The company also said it saw more than 100% growth again in its Oracle Cloud Infrastructure business, which competes with public cloud leaders
Amazon.com
(AMZN),
Microsoft
(MSFT) and alphabet (GOOG).
“We are opening new regions as soon as possible to support our high-growth multi-billion dollar infrastructure operations,” Oracle Chairman and Founder Larry Ellison said in a statement. “In terms of applications, analysts continue to call Oracle the clear number one in cloud ERP.” He said Oracle has signed contracts totaling hundreds of millions of dollars to move even more large companies from SAP ERP to Oracle Fusion.

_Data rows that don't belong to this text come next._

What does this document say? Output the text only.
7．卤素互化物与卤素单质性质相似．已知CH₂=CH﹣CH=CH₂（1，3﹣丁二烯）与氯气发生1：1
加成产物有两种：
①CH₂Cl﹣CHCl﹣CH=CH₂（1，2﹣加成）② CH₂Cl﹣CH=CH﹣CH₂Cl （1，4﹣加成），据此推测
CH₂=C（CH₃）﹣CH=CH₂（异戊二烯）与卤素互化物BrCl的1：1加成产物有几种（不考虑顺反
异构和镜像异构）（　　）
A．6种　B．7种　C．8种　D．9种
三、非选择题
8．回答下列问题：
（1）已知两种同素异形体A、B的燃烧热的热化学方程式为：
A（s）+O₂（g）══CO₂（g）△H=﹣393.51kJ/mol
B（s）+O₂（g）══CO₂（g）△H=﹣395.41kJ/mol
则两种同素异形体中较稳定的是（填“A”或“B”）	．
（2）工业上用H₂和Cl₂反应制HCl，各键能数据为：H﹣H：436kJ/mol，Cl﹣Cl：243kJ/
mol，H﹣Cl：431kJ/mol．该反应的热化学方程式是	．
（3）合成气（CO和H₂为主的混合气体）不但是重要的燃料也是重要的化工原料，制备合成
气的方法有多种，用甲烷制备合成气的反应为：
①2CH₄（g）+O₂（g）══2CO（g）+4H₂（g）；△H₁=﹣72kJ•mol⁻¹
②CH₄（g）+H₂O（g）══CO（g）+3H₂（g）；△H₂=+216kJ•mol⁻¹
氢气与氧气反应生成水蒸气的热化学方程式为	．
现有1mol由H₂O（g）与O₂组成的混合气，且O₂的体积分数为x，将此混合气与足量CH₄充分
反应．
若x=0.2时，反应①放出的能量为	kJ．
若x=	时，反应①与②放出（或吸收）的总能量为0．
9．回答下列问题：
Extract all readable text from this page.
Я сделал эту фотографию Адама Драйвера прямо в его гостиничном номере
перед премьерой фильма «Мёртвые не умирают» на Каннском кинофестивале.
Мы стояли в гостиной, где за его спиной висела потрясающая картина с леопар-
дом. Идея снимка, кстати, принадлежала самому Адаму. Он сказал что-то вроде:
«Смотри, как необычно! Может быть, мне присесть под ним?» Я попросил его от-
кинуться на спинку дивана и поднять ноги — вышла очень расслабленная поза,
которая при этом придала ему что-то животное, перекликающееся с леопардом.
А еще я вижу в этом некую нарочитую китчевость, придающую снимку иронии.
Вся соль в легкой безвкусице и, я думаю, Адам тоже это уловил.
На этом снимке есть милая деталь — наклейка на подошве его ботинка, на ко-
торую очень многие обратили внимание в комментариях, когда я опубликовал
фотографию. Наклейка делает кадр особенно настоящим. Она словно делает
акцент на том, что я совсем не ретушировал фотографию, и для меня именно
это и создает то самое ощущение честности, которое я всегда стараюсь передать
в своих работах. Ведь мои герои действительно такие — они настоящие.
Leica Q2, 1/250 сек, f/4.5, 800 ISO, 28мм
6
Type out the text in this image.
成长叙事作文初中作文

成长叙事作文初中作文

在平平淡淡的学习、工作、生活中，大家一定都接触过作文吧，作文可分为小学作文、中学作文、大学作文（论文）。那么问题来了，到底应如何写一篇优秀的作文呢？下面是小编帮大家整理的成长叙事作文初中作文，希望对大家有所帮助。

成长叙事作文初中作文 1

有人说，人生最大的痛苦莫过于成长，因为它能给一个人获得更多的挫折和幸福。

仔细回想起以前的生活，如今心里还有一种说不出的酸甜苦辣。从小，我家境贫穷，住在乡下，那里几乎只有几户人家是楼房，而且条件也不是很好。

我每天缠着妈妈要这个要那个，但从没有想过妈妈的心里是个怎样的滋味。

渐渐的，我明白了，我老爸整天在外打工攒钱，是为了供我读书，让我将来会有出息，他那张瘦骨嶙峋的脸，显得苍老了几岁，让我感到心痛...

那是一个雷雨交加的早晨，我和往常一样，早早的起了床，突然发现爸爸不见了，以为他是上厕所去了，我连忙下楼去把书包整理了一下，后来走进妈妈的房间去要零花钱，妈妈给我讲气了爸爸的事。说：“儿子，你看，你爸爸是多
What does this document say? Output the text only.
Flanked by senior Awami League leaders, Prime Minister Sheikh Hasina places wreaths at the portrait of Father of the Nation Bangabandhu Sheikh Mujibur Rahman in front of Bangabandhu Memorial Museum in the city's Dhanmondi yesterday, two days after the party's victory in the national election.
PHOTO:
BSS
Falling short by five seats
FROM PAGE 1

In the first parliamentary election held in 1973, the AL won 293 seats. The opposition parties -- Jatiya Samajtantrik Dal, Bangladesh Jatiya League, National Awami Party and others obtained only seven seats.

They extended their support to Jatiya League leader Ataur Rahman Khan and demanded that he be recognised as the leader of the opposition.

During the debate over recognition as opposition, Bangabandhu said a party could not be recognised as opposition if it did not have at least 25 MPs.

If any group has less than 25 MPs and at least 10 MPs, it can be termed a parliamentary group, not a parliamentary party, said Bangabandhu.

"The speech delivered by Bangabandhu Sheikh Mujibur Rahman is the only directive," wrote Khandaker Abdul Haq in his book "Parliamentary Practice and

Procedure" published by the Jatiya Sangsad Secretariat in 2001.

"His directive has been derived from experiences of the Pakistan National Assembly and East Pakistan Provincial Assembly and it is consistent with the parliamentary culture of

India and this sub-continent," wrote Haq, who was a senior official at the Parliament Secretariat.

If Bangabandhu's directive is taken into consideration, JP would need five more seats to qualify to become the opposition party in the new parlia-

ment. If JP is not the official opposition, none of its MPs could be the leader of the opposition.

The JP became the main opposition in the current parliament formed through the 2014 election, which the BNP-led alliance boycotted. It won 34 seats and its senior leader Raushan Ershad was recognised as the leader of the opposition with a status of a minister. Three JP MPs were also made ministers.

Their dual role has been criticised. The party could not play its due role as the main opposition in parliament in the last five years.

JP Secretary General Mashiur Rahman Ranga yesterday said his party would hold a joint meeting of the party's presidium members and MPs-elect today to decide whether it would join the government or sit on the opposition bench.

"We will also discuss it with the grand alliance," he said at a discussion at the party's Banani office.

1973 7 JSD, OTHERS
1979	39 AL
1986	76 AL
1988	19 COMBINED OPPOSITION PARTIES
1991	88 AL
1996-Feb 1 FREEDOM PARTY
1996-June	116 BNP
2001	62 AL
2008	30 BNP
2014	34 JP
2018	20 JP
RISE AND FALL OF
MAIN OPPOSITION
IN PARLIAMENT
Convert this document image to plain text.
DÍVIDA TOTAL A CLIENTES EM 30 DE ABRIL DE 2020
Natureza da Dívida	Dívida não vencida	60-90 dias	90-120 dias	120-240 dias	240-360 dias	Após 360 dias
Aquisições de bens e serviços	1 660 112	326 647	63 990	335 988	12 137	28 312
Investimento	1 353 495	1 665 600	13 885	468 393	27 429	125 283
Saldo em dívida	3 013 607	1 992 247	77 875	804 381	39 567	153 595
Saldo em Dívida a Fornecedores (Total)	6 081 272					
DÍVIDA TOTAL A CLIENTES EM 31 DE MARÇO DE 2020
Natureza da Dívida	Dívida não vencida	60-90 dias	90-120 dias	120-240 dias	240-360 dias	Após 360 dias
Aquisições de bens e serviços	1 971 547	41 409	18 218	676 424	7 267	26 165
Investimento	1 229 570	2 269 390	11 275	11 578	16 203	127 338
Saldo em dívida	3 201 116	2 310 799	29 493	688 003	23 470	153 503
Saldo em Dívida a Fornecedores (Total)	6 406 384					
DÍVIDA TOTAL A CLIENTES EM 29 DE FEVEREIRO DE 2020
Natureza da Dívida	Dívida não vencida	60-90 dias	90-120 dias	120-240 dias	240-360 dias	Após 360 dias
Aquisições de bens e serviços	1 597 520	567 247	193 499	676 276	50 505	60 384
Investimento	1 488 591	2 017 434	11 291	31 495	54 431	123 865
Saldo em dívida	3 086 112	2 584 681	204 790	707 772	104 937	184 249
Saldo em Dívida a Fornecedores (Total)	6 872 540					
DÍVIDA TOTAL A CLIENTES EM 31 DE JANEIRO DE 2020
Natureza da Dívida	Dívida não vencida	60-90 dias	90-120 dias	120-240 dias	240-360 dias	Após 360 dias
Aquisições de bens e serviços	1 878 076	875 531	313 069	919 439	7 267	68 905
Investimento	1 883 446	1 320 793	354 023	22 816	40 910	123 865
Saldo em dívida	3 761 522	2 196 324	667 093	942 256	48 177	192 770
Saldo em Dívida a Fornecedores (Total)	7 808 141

The company said revenues from “cloud service and licensing support” were up 5% this quarter to $ 7.25 billion, while revenues from “cloud and on-premise licensing,” the company’s traditional operations, were up $ 1.28 billion, an increase of 4%. Hardware industry revenue was $ 820 million, down 4%, while services were $ 737 million, down 5%.
Speaking with investors Wednesday afternoon, CEO Safra Catz said the company expects quarterly earnings to rise between 5% and 7% in May, or between 1% and 3% in constant currency.
She said Oracle expects non-GAAP earnings for the quarter to be $ 1.28 to $ 1.32 per share, or between $ 1.20 and $ 1.24 per share in constant currency. Wall Street consensus was at $ 1.20 per share. Catz said the company expects to spend aggressively in the quarter to expand its Oracle Cloud capacity in preparation for expected strong demand in fiscal 2022.
At a notable point during the call, Ellison read a list of over 100 companies that he says have shifted some or all of their financial applications business from SAP’s ERP software to Oracle’s Fusion ERP, including
First Solar
Cemex,
Western Digital
and many others.
During late trading, Oracle shares fell 6% to $ 67.80. The stock has outperformed the market in recent weeks. Even with Wednesday afternoon’s weakness, the stock is up about 10% since a recent rise Barron’s editorial about the company.